Jésus est La Parole de Dieu. La Parole de Dieu produit la vie, toute tradition humaine qui n’appartient pas à la Vérité annule la Parole de Dieu et produit la mort.

La tradition: annulation de la Parole de Dieu – 2ième Partie

…suite de l’article précédent.

14250111468_67d9c63688_kJésus a souvent repris les chefs religieux et les théologiens qui étaient ceux qui enseignaient le peuple et leur servaient d’exemple. Ce que Jésus souligne c’est que l’hypocrisie de certains qui sont sensés enseigner les gens mais qui demeurent sous le régime de la loi de Moïse (fonctionnement au mérite) les empêchent d’entrer eux-mêmes dans les réalités du royaume des cieux. En réalité, le fonctionnement légaliste est souvent inconscient et présent à cause d’un attachement aux traditions tout humaines, et ce fonctionnement demeure présent par un manque de préoccupation de la Vérité. Cet attachement est en général inconsciemment motivé par une crainte des hommes. Il s’agit de ce désir de plaire aux hommes et d’être aimé et accepté en demeurant conforme au groupe de croyants avec lequel la personne s’identifie, et dans lequel la personne trouve sa valeur. Cette réalité est en général inconsciente, elle n’est pas forcément volontaire. Elle provient du fait de s’appuyer sur ce que les autres croient majoritairement, au sein d’un même groupe, et sur les croyances héritées sans chercher à discerner la tradition tout humaine et la Vérité. Ainsi, par les traditions et l’hypocrisie qui en découlent, ceux qui sont sensés enseigner les gens barrent l’accès aux autres aux réalités du royaume des cieux, pour leur propre malheur. C’est là ce que Jésus soulignait déjà en son temps: “Malheur à vous, spécialistes de la Loi et pharisiens hypocrites! Parce que vous barrez aux autres l’accès au royaume des cieux. Non seulement vous n’y entrez pas vous-mêmes, mais vous empêchez d’entrer ceux qui voudraient le faire” (Matthieu 23:13 – BDS). Jésus fait prendre conscience que ce sont les enseignements erronés et maintenus par la tradition qui empêchent, ceux qui voudraient, d’entrer dans le royaume des cieux. Le royaume des cieux c’est la réalité du règne de Dieu que Jésus a démontrée possible pour celui qui croit. Le règne de Dieu consiste, par l’Esprit-Saint, à nous rendre justes pour mener une vie juste et sainte, et à nous donner la paix et la joie (cf. Romains 14:17). Il s’agit d’être libéré du pouvoir du dominateur de ce monde, pour être pleinement sous l’autorité du pouvoir de Dieu, déjà dans ce monde présent.

La tradition et l’hypocrisie barrent l’accès au royaume des cieux.
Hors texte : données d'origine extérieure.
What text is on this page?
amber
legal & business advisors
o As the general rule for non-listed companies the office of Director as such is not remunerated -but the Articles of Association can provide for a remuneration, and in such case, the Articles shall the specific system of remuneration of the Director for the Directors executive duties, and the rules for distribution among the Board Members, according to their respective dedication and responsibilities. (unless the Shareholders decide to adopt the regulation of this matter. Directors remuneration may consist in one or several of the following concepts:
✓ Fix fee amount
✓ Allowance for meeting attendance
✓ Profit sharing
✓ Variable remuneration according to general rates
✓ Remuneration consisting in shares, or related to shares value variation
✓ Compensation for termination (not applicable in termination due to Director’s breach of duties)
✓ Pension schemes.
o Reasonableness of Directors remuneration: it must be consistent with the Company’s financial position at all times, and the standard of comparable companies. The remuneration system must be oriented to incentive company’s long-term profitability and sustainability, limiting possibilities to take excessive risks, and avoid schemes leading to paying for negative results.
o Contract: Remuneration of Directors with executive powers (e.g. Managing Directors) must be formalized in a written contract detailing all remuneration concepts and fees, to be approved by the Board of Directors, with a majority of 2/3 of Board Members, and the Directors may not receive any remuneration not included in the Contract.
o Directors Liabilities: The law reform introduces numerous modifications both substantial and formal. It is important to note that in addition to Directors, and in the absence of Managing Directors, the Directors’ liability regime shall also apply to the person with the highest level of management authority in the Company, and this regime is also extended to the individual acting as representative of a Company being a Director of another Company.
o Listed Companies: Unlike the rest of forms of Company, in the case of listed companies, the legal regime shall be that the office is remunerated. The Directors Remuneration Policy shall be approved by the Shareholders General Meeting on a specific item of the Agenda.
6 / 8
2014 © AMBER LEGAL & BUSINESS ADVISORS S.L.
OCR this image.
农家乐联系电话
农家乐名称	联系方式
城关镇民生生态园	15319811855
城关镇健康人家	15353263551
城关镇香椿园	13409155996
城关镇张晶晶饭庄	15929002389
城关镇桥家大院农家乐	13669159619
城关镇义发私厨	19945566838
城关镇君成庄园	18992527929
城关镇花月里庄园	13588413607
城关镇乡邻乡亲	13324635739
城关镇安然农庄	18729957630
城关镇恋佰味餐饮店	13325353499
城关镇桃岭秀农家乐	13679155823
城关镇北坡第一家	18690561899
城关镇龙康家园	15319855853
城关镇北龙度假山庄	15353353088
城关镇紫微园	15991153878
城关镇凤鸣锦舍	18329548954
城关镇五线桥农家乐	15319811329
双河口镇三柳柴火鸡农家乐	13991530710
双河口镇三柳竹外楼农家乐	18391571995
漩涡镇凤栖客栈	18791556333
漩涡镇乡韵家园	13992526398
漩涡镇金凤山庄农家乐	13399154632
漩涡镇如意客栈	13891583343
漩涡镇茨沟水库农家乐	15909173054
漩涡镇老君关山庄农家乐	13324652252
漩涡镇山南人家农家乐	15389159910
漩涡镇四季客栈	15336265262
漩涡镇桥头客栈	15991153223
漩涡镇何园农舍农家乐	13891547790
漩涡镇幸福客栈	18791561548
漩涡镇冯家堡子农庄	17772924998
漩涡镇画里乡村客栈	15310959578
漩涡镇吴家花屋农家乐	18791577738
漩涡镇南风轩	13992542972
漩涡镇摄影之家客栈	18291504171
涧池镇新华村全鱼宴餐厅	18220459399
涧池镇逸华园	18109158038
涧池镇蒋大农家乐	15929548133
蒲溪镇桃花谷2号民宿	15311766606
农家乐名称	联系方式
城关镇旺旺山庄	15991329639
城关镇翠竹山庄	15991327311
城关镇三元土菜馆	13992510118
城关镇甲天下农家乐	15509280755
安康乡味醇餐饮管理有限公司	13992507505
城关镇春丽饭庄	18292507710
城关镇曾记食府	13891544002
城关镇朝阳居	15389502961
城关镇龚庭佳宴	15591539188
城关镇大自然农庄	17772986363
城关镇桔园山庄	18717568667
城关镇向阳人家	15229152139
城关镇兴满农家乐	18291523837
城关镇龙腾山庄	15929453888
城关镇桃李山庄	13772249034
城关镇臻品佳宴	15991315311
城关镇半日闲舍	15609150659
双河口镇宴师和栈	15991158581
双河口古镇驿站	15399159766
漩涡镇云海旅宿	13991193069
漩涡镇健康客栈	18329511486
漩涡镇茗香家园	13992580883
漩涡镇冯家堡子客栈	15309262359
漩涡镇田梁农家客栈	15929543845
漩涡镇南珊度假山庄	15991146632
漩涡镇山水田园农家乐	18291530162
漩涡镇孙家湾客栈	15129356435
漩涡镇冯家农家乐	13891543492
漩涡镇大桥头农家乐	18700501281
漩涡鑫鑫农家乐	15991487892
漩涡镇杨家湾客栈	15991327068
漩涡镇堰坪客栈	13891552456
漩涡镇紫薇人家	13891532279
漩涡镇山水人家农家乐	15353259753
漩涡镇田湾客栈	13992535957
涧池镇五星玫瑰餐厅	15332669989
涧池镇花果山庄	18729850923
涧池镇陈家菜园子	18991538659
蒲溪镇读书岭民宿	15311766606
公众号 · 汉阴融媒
En réalité, la tradition et l’hypocrisie vont de pair parce que seule la Vérité libère du péché (fausse manière de penser) et du pouvoir du dominateur de ce monde. C’est la Vérité que Christ a enseignée et démontrée qui produit la vie de Christ dans la vie du croyant. La tradition tout humaine, elle, ne produit pas cela. L’hypocrisie soulignée par Jésus est une conséquence d’un fonctionnement qui reste sous le régime de la Loi, un fonctionnement au mérite basée sur une pensée toute humaine. La Loi avec les commandements (le décalogue) donne seulement la connaissance du péché (cf. Romains 3:19-20). Celui qui essaie d’être déclaré juste par l’obéissance à la Loi donne de la force au péché (cf. Romains 5:20, 7:8, 1 Corinthiens 15:56). Il abordera l’obéissance avec de mauvaise motivation et ne pourra que constater son incapacité et sa conscience sera “marquée au fer rouge“, parce que la Loi est ce qui le condamne. Ni sa bonne volonté, ni ses efforts, ni ses prières ne changent rien. C’est la Vérité en Jésus-Christ qui change tout. C’est la vérité qui transforme le croyant par le changement de sa manière de penser et de comprendre les choses, et qui habilite le croyant à vivre de l’amour de Dieu et dans l’amour.

Celui qui fonctionne sous le régime de Loi insiste volontiers sur l’obéissance aux commandements (décalogue) alors qu’il échoue lui-même à cette obéissance. Il ne peut pas enseigner comment on parvient à être capable d’obéir au décalogue parce qu’il ne le sait pas lui-même. Sa conscience sera forcément chargée de culpabilité et son discours sera forcément hypocrite parce qu’il tend à promouvoir une obéissance aux commandements sans connaître le moyen d’y arriver. Il vit en général avec l’idée fausse d’une justification par l’obéissance aux commandements, même s’il ne veut pas le reconnaître. Il ne vit pas dans une justification par le moyen de la foi. En réalité, il le démontre par sa vie et son enseignement, sans s’en rendre compte. Son enseignement aura souvent une couleur subtile du type “faisons ce que je dis, pas ce que je fais“, aux couleurs superficielles d’humilité, car il ne sait pas comment on parvient à l’obéissance aux commandements qu’il rappelle, et auxquels il n’arrive pas lui-même à obéir. Mais comme il s’appuie sur des commandements issus de la Bible, dont les commandements de Jésus, il aura l’impression d’enseigner quelque chose de sage et de raisonnable. Ce n’est pas que l’obéissance aux commandements ne soient pas une bonne chose, mais c’est qu’elle est impossible pour l’homme livré à lui-même (cf. Romains 8:7) dont la manière de pensée et de comprendre les choses est tordue. L’obéissance est impossible sans le moyen de la foi en la vérité, Christ est la Vérité, c’est Lui qui l’a révélée. C’est impossible pour celui qui essaie par ses propres forces, sans connaître la Vérité dont il faut se saisir par le moyen de la foi, et qui produit cette obéissance.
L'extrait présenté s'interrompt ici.